Para quem estuda e realiza pesquisa de campo dentro da área ufológica, sempre se depara com as intrigantes narrações dos possíveis contatados. Estes muitas vezes relembram suas experiências com forte emoção. É costume em alguns casos, sentirem arrepios, medo e lapso de memória quando tentam descreverem estes acontecimentos.Por terem presenciado fatos estranhos além de suas cotidianas vidas, passam a encarar o mundo por um novo campo visual. Não podemos esquecer também daquelas situações em que estas testemunhas vivenciaram supostos encontros amigáveis, estes com seres de procedência ainda desconhecida. Fatos dessa natureza sempre repercutem no intimo de cada um que teve o contato, ecoando em suas consciências mais perguntas do que respostas. Mas se para estes multiplicam-se os seus questionamentos, o que dizer daqueles que investigam cada situação vivida por estas testemunhas? Essas duas categorias (o investigador e o investigado) estão “cercadas” de suposições.Devendo ser cuidadosamente analisadas, para não seguir por caminhos mais complexos e que tendem a encontrar respostas pessoais e não mais próximas da possível realidade vivenciada.

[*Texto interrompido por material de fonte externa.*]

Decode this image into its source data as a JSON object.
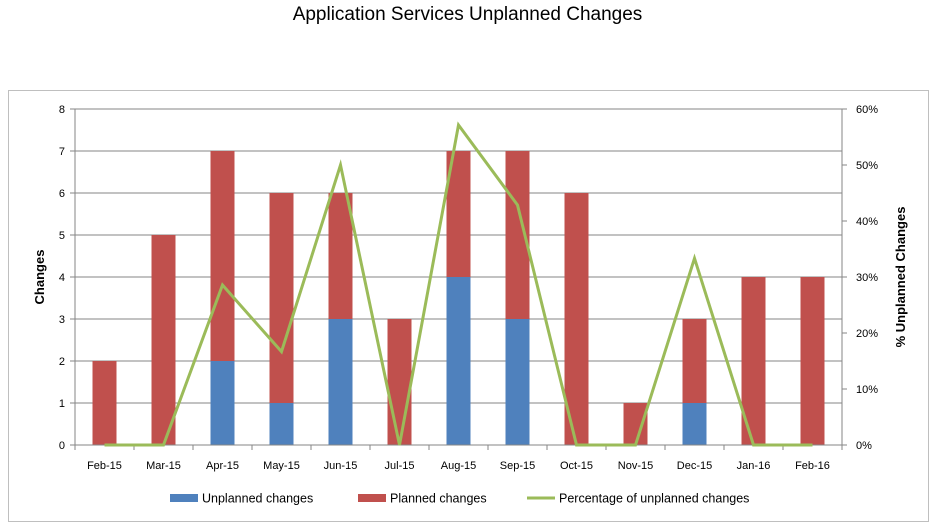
{
  "chart_data": {
    "type": "bar",
    "title": "Application Services Unplanned Changes",
    "categories": [
      "Feb-15",
      "Mar-15",
      "Apr-15",
      "May-15",
      "Jun-15",
      "Jul-15",
      "Aug-15",
      "Sep-15",
      "Oct-15",
      "Nov-15",
      "Dec-15",
      "Jan-16",
      "Feb-16"
    ],
    "series": [
      {
        "name": "Unplanned changes",
        "type": "bar",
        "stack": "changes",
        "axis": "left",
        "color": "#4f81bd",
        "values": [
          0,
          0,
          2,
          1,
          3,
          0,
          4,
          3,
          0,
          0,
          1,
          0,
          0
        ]
      },
      {
        "name": "Planned changes",
        "type": "bar",
        "stack": "changes",
        "axis": "left",
        "color": "#c0504d",
        "values": [
          2,
          5,
          5,
          5,
          3,
          3,
          3,
          4,
          6,
          1,
          2,
          4,
          4
        ]
      },
      {
        "name": "Percentage of unplanned changes",
        "type": "line",
        "axis": "right",
        "color": "#9bbb59",
        "values": [
          0,
          0,
          0.2857,
          0.1667,
          0.5,
          0,
          0.5714,
          0.4286,
          0,
          0,
          0.3333,
          0,
          0
        ]
      }
    ],
    "ylabel": "Changes",
    "ylim": [
      0,
      8
    ],
    "yticks": [
      "0",
      "1",
      "2",
      "3",
      "4",
      "5",
      "6",
      "7",
      "8"
    ],
    "y2label": "% Unplanned Changes",
    "y2lim": [
      0,
      0.6
    ],
    "y2ticks": [
      "0%",
      "10%",
      "20%",
      "30%",
      "40%",
      "50%",
      "60%"
    ],
    "grid": true,
    "legend_position": "bottom"
  }
}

As conclusões preliminares obtidas in loco não podem misturar-se com os relatos das testemunhas, pois numa segunda análise ou entrevista corre o risco de incorporarem-se as “teias” que a imaginação humana pode criar. Quando os fatos realmente aconteceram, pequenos detalhes corrompem-se pelo tempo, havendo sempre a necessidade de habilidade por parte do investigador para resgatar as experiências. O contatado tende a assumir um novo comportamento diante do mundo que o cerca, mesmo que o(s) suposto(s) encontro(s) continue(m) caracteristicamente desconhecido(s).

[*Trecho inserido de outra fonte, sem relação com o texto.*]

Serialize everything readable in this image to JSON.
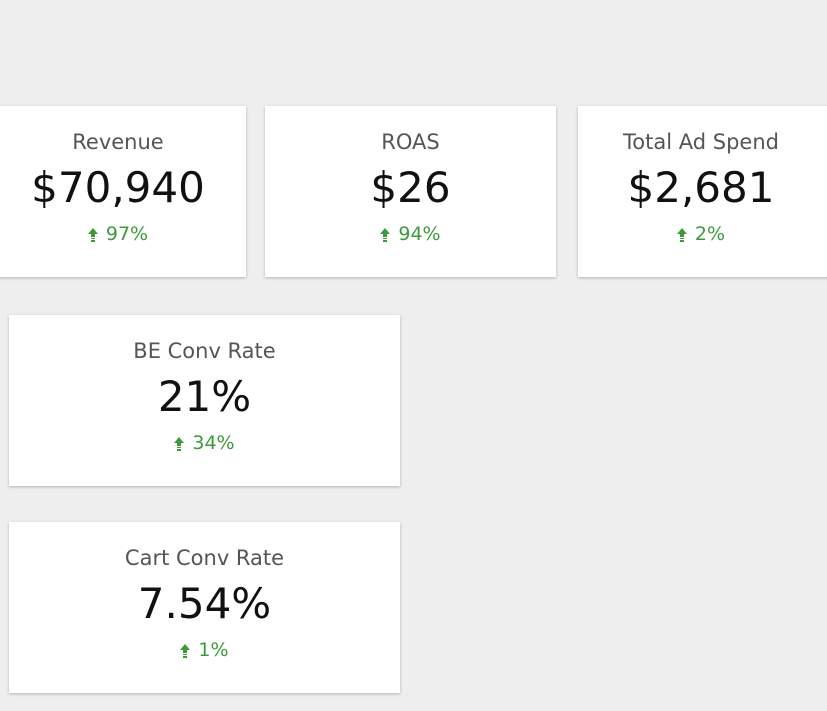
{
  "kpis": {
    "revenue": {
      "title": "Revenue",
      "value": "$70,940",
      "change": "97%",
      "trend": "up"
    },
    "roas": {
      "title": "ROAS",
      "value": "$26",
      "change": "94%",
      "trend": "up"
    },
    "total_ad_spend": {
      "title": "Total Ad Spend",
      "value": "$2,681",
      "change": "2%",
      "trend": "up"
    },
    "be_conv_rate": {
      "title": "BE Conv Rate",
      "value": "21%",
      "change": "34%",
      "trend": "up"
    },
    "cart_conv_rate": {
      "title": "Cart Conv Rate",
      "value": "7.54%",
      "change": "1%",
      "trend": "up"
    }
  },
  "colors": {
    "background": "#eeeeee",
    "card": "#ffffff",
    "title": "#555555",
    "value": "#111111",
    "positive": "#3c9a3c"
  },
  "icons": {
    "trend_up": "arrow-up-icon"
  }
}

Existe um rompimento do espaço geográfico que ele aparentemente dominava e conhecia, mesmo que suas limitações fossem locais, regionais ou de nível maior. Falo isso para assumir as diversas categorias sociais que estão suscetível ao contato ufológico, desde o simples caboclo ou morador interiorano até pessoas de alto padrão social e intelectual. Vale ressaltar que o primeiro citado assume o maior índice de avistamentos ou de teor mais profundo. Talvez isso se justifique pela vida simples e mais exposta, desprovida das atividades estressantes que os grandes centros urbanos oferecem.

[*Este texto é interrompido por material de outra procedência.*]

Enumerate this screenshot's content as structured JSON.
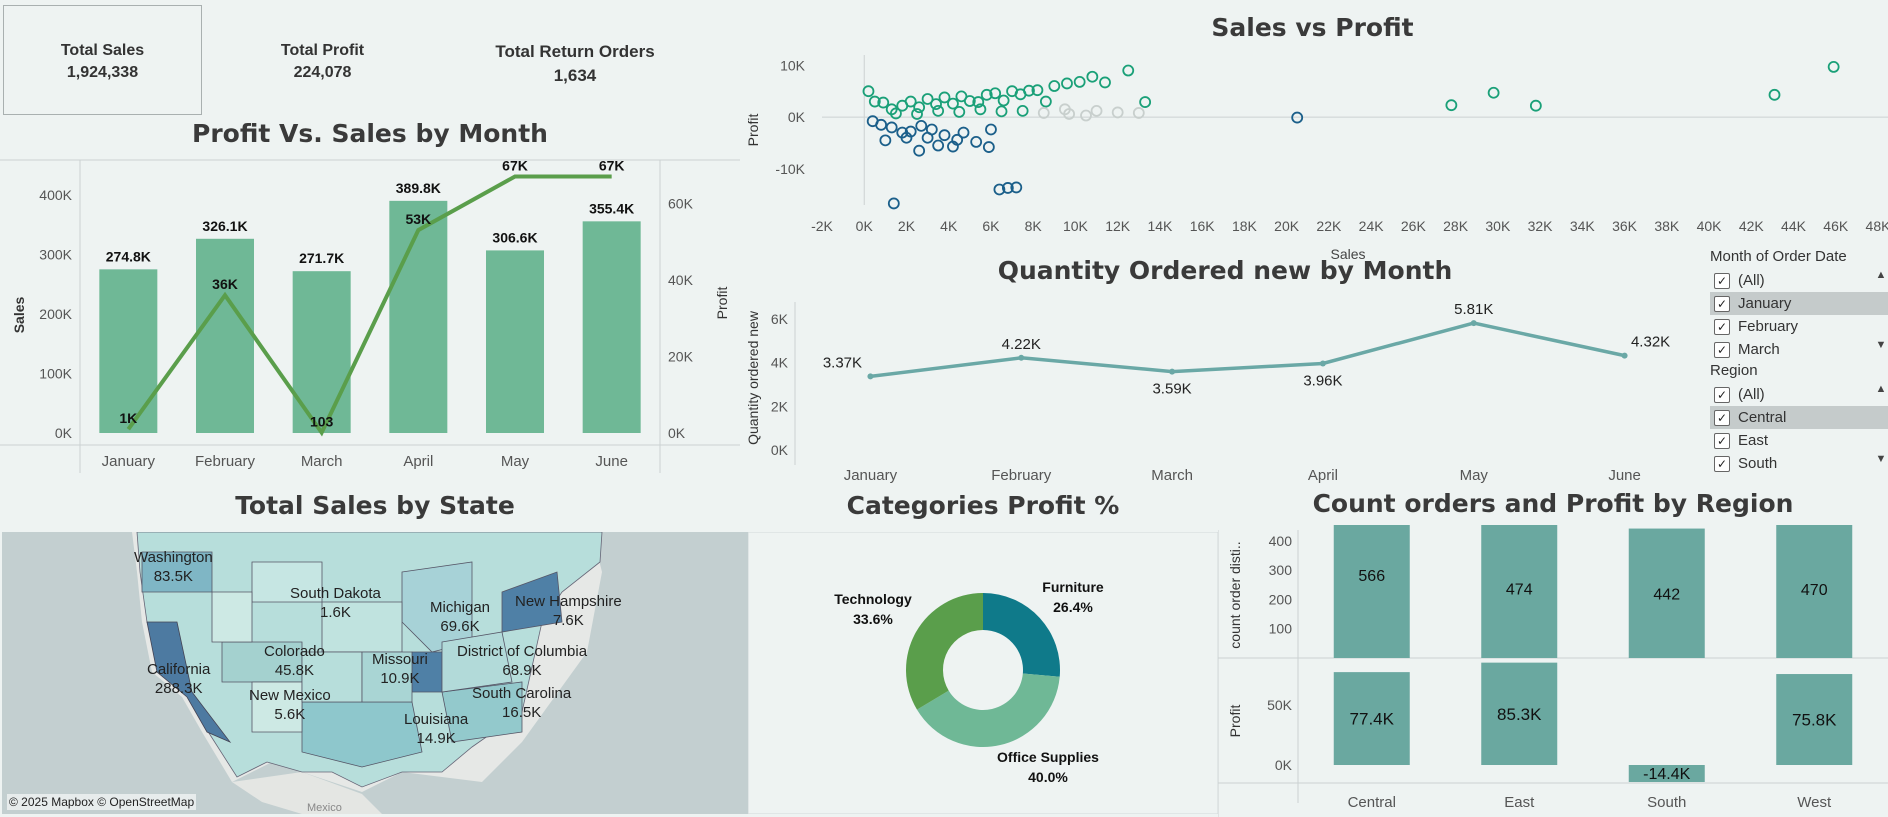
{
  "kpis": {
    "total_sales": {
      "label": "Total Sales",
      "value": "1,924,338"
    },
    "total_profit": {
      "label": "Total Profit",
      "value": "224,078"
    },
    "total_returns": {
      "label": "Total Return Orders",
      "value": "1,634"
    }
  },
  "titles": {
    "profit_sales_month": "Profit Vs. Sales by Month",
    "sales_vs_profit": "Sales vs Profit",
    "qty_month": "Quantity Ordered new by Month",
    "sales_state": "Total Sales by State",
    "cat_profit": "Categories Profit %",
    "region": "Count orders and Profit by Region"
  },
  "chart_data": [
    {
      "type": "bar",
      "title": "Profit Vs. Sales by Month",
      "categories": [
        "January",
        "February",
        "March",
        "April",
        "May",
        "June"
      ],
      "series": [
        {
          "name": "Sales",
          "values": [
            274800,
            326100,
            271700,
            389800,
            306600,
            355400
          ],
          "labels": [
            "274.8K",
            "326.1K",
            "271.7K",
            "389.8K",
            "306.6K",
            "355.4K"
          ]
        },
        {
          "name": "Profit",
          "values": [
            1000,
            36000,
            103,
            53000,
            67000,
            67000
          ],
          "labels": [
            "1K",
            "36K",
            "103",
            "53K",
            "67K",
            "67K"
          ]
        }
      ],
      "ylabel": "Sales",
      "y2label": "Profit",
      "ylim": [
        0,
        450000
      ],
      "y2lim": [
        0,
        70000
      ],
      "yticks": [
        "400K",
        "300K",
        "200K",
        "100K",
        "0K"
      ],
      "y2ticks": [
        "60K",
        "40K",
        "20K",
        "0K"
      ],
      "colors": {
        "bars": "#6fb896",
        "line": "#5a9e4b"
      }
    },
    {
      "type": "scatter",
      "title": "Sales vs Profit",
      "xlabel": "Sales",
      "ylabel": "Profit",
      "xlim": [
        -2000,
        48000
      ],
      "ylim": [
        -17000,
        12000
      ],
      "xticks": [
        "-2K",
        "0K",
        "2K",
        "4K",
        "6K",
        "8K",
        "10K",
        "12K",
        "14K",
        "16K",
        "18K",
        "20K",
        "22K",
        "24K",
        "26K",
        "28K",
        "30K",
        "32K",
        "34K",
        "36K",
        "38K",
        "40K",
        "42K",
        "44K",
        "46K",
        "48K"
      ],
      "yticks": [
        "10K",
        "0K",
        "-10K"
      ],
      "points": [
        [
          200,
          5000
        ],
        [
          500,
          3000
        ],
        [
          900,
          2800
        ],
        [
          1300,
          1500
        ],
        [
          1800,
          2200
        ],
        [
          2200,
          3000
        ],
        [
          2600,
          1900
        ],
        [
          3000,
          3500
        ],
        [
          3400,
          2500
        ],
        [
          3800,
          3800
        ],
        [
          4200,
          2600
        ],
        [
          4600,
          4000
        ],
        [
          5000,
          3100
        ],
        [
          5400,
          2900
        ],
        [
          5800,
          4300
        ],
        [
          6200,
          4600
        ],
        [
          6600,
          3200
        ],
        [
          7000,
          5000
        ],
        [
          7400,
          4400
        ],
        [
          7800,
          5100
        ],
        [
          8200,
          5200
        ],
        [
          8600,
          3000
        ],
        [
          9000,
          6000
        ],
        [
          9600,
          6500
        ],
        [
          10200,
          6800
        ],
        [
          10800,
          7800
        ],
        [
          11400,
          6700
        ],
        [
          12500,
          9000
        ],
        [
          13300,
          2900
        ],
        [
          27800,
          2300
        ],
        [
          29800,
          4700
        ],
        [
          31800,
          2200
        ],
        [
          43100,
          4300
        ],
        [
          45900,
          9700
        ],
        [
          800,
          -1500
        ],
        [
          1300,
          -2000
        ],
        [
          1800,
          -3000
        ],
        [
          2200,
          -2800
        ],
        [
          2700,
          -1700
        ],
        [
          3200,
          -2400
        ],
        [
          3500,
          -5500
        ],
        [
          3800,
          -3500
        ],
        [
          4400,
          -4400
        ],
        [
          4700,
          -3000
        ],
        [
          5300,
          -4800
        ],
        [
          6000,
          -2400
        ],
        [
          1000,
          -4500
        ],
        [
          2000,
          -4000
        ],
        [
          3000,
          -4000
        ],
        [
          2600,
          -6500
        ],
        [
          4200,
          -5700
        ],
        [
          5900,
          -5800
        ],
        [
          6400,
          -14000
        ],
        [
          6800,
          -13700
        ],
        [
          7200,
          -13600
        ],
        [
          1400,
          -16700
        ],
        [
          400,
          -800
        ],
        [
          1500,
          700
        ],
        [
          2500,
          600
        ],
        [
          3500,
          1200
        ],
        [
          4500,
          1000
        ],
        [
          5500,
          1500
        ],
        [
          6500,
          1100
        ],
        [
          7500,
          1200
        ],
        [
          8500,
          800
        ],
        [
          9500,
          1500
        ],
        [
          11000,
          1200
        ],
        [
          12000,
          900
        ],
        [
          13000,
          800
        ],
        [
          20500,
          -100
        ],
        [
          9700,
          600
        ],
        [
          10500,
          300
        ]
      ],
      "colors": {
        "positive": "#1aa078",
        "negative": "#1b5f8a",
        "neutral": "#c8cfcd"
      }
    },
    {
      "type": "line",
      "title": "Quantity Ordered new by Month",
      "ylabel": "Quantity ordered new",
      "categories": [
        "January",
        "February",
        "March",
        "April",
        "May",
        "June"
      ],
      "values": [
        3370,
        4220,
        3590,
        3960,
        5810,
        4320
      ],
      "labels": [
        "3.37K",
        "4.22K",
        "3.59K",
        "3.96K",
        "5.81K",
        "4.32K"
      ],
      "ylim": [
        0,
        6500
      ],
      "yticks": [
        "6K",
        "4K",
        "2K",
        "0K"
      ],
      "colors": {
        "line": "#6aa8a6"
      }
    },
    {
      "type": "pie",
      "title": "Categories Profit %",
      "slices": [
        {
          "name": "Furniture",
          "percent": 26.4,
          "label": "26.4%",
          "color": "#0f7a8a"
        },
        {
          "name": "Office Supplies",
          "percent": 40.0,
          "label": "40.0%",
          "color": "#6fb896"
        },
        {
          "name": "Technology",
          "percent": 33.6,
          "label": "33.6%",
          "color": "#5a9e4b"
        }
      ]
    },
    {
      "type": "bar",
      "title": "Count orders and Profit by Region",
      "categories": [
        "Central",
        "East",
        "South",
        "West"
      ],
      "series": [
        {
          "name": "count order disti..",
          "values": [
            566,
            474,
            442,
            470
          ],
          "labels": [
            "566",
            "474",
            "442",
            "470"
          ]
        },
        {
          "name": "Profit",
          "values": [
            77400,
            85300,
            -14400,
            75800
          ],
          "labels": [
            "77.4K",
            "85.3K",
            "-14.4K",
            "75.8K"
          ]
        }
      ],
      "countticks": [
        "400",
        "300",
        "200",
        "100"
      ],
      "profitticks": [
        "50K",
        "0K"
      ],
      "colors": {
        "bars": "#6aa8a0"
      }
    }
  ],
  "map": {
    "attribution": "© 2025 Mapbox © OpenStreetMap",
    "mexico_label": "Mexico",
    "states": [
      {
        "name": "Washington",
        "value": "83.5K"
      },
      {
        "name": "South Dakota",
        "value": "1.6K"
      },
      {
        "name": "Michigan",
        "value": "69.6K"
      },
      {
        "name": "New Hampshire",
        "value": "7.6K"
      },
      {
        "name": "California",
        "value": "288.3K"
      },
      {
        "name": "Colorado",
        "value": "45.8K"
      },
      {
        "name": "Missouri",
        "value": "10.9K"
      },
      {
        "name": "District of Columbia",
        "value": "68.9K"
      },
      {
        "name": "New Mexico",
        "value": "5.6K"
      },
      {
        "name": "South Carolina",
        "value": "16.5K"
      },
      {
        "name": "Louisiana",
        "value": "14.9K"
      }
    ]
  },
  "filters": {
    "month": {
      "header": "Month of Order Date",
      "items": [
        "(All)",
        "January",
        "February",
        "March"
      ],
      "selected": "January"
    },
    "region": {
      "header": "Region",
      "items": [
        "(All)",
        "Central",
        "East",
        "South"
      ],
      "selected": "Central"
    }
  }
}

No contato, muito além da visão estão os sentimentos expostos, o cérebro humano foi condicionado a agir sobre aquilo que ele conhece e que apreendeu a lidar desde a infância. Certos comportamentos e reflexos são quase instintivos para todas as situações de aparência perigosa e isso é um mecanismo de defesa. Acredito ainda que existam outros mecanismos que desconhecemos, mas que “eles” dominam e até provoquem de alguma forma levando estas experiências a níveis de inconsciência, e isso justificaria os lapsos de memória que somente são resgatados pela hipnose. Talvez seja provocado por um tipo especifico feixe de luz concentrada ou uma onda sonora ou magnética que instantaneamente leva-nos a este estado de dominação. Os conhecidos “implantes”, pequenos artefatos que se ramificam a nervos em várias partes do corpo sem provocar rejeição, também indicam um controle sobre o corpo humano. Diante destes fatos, alguns encontros podem ser “agendados” com dia, hora e lugar marcado, levando o contatado a desconhecer suas atividades “submersas” mentalmente.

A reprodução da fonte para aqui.